1. se circonscrire : se limiter.
2. accidents : mouvements, déformations de terrain.
I. QUESTION (4 points) :
De quoi chacun des auteurs fait-il dépendre le bonheur ? Nommez et interprétez pour chaque texte un procédé différent au service de l'argumentation
CORRIGÉ DE LA QUESTION
• « Le bonheur humain : un concept différent chez Pascal, Voltaire, Rousseau et La Fontaine.
• Pascal, être heureux = combler un manque et tenter d'y remédier. Cela signifie combler l'impuissance de l'homme. Mais l'homme ne peut y parvenir durant sa vie terrestre car c'est par "l'infini et l'immuable", donc "Dieu" que l'homme peut seulement s'élever au bonheur = par la religion + foi
Convaincre le lecteur = raisonnement scientifique, structuré, construit avec des connecteurs logiques en paragraphes et généralisations.
• La Fontaine = conception du bonheur terrestre :
Bonheur dans un jardin qui est cultivé, notions grecques de la juste mesure tant dans les paroles que dans les actions. C'est la philosophie épicurienne = bonheur simple et terrestre.
Le moyen utilisé par le fabuliste est la fable, l'apologue, un récit suivi d'une morale
le philosophe scythe insatisfait = le manque de discernement et l’excès
le grec = il représente le bonheur
• Voltaire = sa conception est aussi épicurienne, "les plaisirs", "le paradis terrestre", une civilisation qui permet à l'homme d'avoir un confort de vie, du luxe et un commerce. Conception donc plus matérialiste qui s'oppose à Pascal et à La Fontaine car elle est plus superflue de part son abondance.
Le moyen utilisé par Voltaire = il blâme l'âge d'or pour faire l'éloge du siècle de fer et de son abondance;
• Rousseau = bonheur terrestre. Il s'oppose à Voltaire car il propose la solitude dans la nature sauvage = il s'éloigne de la civilisation.
« rochers », « bois » « eau », « verdure naturelle », « torrents »
« contemplatif solitaire ».
Evocation de l'île Saint Pierre" = un éloge, lyrisme.

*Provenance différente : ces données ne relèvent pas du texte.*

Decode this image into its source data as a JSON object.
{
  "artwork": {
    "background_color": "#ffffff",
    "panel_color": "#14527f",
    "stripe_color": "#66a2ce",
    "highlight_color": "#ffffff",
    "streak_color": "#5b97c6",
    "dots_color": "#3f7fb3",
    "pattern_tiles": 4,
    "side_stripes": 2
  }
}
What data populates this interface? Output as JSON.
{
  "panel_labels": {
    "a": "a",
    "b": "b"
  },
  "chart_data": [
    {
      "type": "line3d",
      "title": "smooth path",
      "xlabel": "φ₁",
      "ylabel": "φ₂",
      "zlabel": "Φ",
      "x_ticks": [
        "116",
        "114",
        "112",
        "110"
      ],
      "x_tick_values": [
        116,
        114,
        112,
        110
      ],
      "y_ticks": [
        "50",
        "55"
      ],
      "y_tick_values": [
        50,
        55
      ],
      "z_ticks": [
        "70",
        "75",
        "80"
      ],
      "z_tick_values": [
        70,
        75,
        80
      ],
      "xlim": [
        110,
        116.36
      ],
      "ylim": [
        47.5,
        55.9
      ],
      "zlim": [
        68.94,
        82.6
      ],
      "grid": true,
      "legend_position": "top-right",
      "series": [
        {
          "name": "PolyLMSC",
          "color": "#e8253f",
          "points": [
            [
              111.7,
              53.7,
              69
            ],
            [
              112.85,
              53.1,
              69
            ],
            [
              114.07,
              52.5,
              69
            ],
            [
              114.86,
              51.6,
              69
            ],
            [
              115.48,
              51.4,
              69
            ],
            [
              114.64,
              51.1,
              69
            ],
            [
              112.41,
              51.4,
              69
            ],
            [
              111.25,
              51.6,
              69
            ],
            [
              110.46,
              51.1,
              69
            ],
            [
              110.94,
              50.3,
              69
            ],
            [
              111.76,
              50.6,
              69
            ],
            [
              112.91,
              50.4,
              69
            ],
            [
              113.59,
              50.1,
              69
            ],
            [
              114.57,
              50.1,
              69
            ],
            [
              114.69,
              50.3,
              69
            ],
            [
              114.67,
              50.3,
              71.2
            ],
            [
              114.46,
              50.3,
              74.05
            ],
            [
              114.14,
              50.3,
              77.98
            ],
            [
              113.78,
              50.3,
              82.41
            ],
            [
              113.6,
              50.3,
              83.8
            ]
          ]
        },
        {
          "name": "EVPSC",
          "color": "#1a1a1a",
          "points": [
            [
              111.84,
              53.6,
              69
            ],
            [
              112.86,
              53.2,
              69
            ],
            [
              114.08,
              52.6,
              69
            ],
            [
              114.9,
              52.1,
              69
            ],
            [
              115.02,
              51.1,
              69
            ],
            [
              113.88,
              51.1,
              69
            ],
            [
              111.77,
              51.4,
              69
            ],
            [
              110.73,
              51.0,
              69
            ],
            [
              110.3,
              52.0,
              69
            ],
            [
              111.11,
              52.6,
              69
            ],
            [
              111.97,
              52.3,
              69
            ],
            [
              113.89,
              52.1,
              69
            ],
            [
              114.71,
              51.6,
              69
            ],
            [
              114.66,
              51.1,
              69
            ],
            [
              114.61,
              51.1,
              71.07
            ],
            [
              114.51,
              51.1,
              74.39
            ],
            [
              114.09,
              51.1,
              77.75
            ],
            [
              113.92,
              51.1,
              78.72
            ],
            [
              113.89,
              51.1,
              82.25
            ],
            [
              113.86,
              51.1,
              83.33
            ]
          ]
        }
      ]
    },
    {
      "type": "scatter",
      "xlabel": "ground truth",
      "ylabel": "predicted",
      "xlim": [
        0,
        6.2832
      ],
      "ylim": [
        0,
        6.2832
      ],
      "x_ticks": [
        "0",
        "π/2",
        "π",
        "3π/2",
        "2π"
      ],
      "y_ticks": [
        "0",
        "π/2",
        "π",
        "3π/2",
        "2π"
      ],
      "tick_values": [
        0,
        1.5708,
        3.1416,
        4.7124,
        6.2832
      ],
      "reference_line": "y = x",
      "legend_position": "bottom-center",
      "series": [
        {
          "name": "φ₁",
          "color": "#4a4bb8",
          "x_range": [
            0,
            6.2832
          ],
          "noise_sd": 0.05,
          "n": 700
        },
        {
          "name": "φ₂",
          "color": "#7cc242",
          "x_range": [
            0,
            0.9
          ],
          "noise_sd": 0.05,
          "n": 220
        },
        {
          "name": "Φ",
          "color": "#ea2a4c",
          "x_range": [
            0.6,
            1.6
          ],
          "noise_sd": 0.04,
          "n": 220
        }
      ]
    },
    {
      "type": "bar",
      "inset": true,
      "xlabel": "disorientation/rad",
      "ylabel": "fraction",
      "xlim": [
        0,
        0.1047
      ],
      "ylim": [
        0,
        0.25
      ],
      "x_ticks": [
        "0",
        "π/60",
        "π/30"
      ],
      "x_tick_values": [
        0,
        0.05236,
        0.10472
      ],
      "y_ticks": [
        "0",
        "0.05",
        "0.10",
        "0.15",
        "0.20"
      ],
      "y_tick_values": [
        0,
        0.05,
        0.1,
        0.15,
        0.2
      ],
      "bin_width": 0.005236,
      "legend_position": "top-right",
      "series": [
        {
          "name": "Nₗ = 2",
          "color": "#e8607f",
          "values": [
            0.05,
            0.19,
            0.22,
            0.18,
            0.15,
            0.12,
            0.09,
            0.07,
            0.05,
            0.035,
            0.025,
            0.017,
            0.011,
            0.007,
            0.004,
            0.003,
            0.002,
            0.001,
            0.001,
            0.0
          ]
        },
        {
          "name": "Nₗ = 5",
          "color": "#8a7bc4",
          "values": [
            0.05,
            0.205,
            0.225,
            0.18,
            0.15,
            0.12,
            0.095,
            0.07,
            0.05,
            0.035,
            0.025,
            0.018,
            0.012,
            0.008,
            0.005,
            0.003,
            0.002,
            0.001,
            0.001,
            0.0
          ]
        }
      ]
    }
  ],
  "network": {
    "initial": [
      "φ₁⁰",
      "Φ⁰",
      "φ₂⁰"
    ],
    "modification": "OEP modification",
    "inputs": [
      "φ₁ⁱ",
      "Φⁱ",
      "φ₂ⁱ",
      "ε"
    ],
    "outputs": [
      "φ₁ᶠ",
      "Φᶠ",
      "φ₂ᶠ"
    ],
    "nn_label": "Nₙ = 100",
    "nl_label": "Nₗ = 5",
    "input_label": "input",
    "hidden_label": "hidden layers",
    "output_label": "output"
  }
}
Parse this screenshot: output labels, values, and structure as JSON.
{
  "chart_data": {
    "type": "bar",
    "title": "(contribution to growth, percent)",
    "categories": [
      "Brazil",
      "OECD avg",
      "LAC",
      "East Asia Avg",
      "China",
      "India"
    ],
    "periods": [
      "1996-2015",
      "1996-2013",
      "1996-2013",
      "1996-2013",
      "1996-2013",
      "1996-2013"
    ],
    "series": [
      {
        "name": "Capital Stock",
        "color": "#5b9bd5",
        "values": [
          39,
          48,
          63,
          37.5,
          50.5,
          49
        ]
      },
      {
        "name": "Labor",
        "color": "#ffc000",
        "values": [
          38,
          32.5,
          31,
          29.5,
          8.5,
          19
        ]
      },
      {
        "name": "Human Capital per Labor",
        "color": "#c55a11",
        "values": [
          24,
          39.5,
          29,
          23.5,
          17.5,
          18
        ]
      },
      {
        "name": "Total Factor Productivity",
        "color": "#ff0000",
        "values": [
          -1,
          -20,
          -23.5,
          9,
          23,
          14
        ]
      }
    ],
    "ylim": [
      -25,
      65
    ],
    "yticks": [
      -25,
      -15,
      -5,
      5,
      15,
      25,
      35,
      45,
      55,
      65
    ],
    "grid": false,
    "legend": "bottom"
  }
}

II. ÉCRITURE (16 points) :
⦁ Commentaire
Vous commenterez le texte de Voltaire (texte C).
⦁ Dissertation
Lorsqu'on aborde des notions abstraites ou morales, quelles stratégies vous semblent les plus efficaces pour emporter l'adhésion du lecteur ?
Vous répondrez à cette question en un développement composé, en prenant appui sur les textes du corpus, sur ceux que vous avez étudiés en classe et sur vos lectures personnelles.
⦁ Invention
Vous composerez un dialogue argumentatif dans lequel deux interlocuteurs défendent leur conception du bonheur. Vous veillerez à ce que chaque interlocuteur prenne en compte tour à tour les arguments de l'autre.
Corrigé du commentaire
I - Le blâme du bonheur simple
1 - dénonciation du mythe de l'âge d'or
2 - simplicité primitive et ignorance
3 - un ton provocateur
II - l'honnête homme et le mondain
1 - une volonté de persuader
2 - L'éloge du plaisir
3 - le lyrisme
I -
1 -
v.1-4 ; v. 30-34.
– mythe de l’« âge d’or », références aux divinités
- Référence au "jardin" d'Eden
= Harmonie, simplicité
« jardin », « nature », « beaux jours »
– vocabulaire simple de la famille : « parents », « enfance », « aïeux ».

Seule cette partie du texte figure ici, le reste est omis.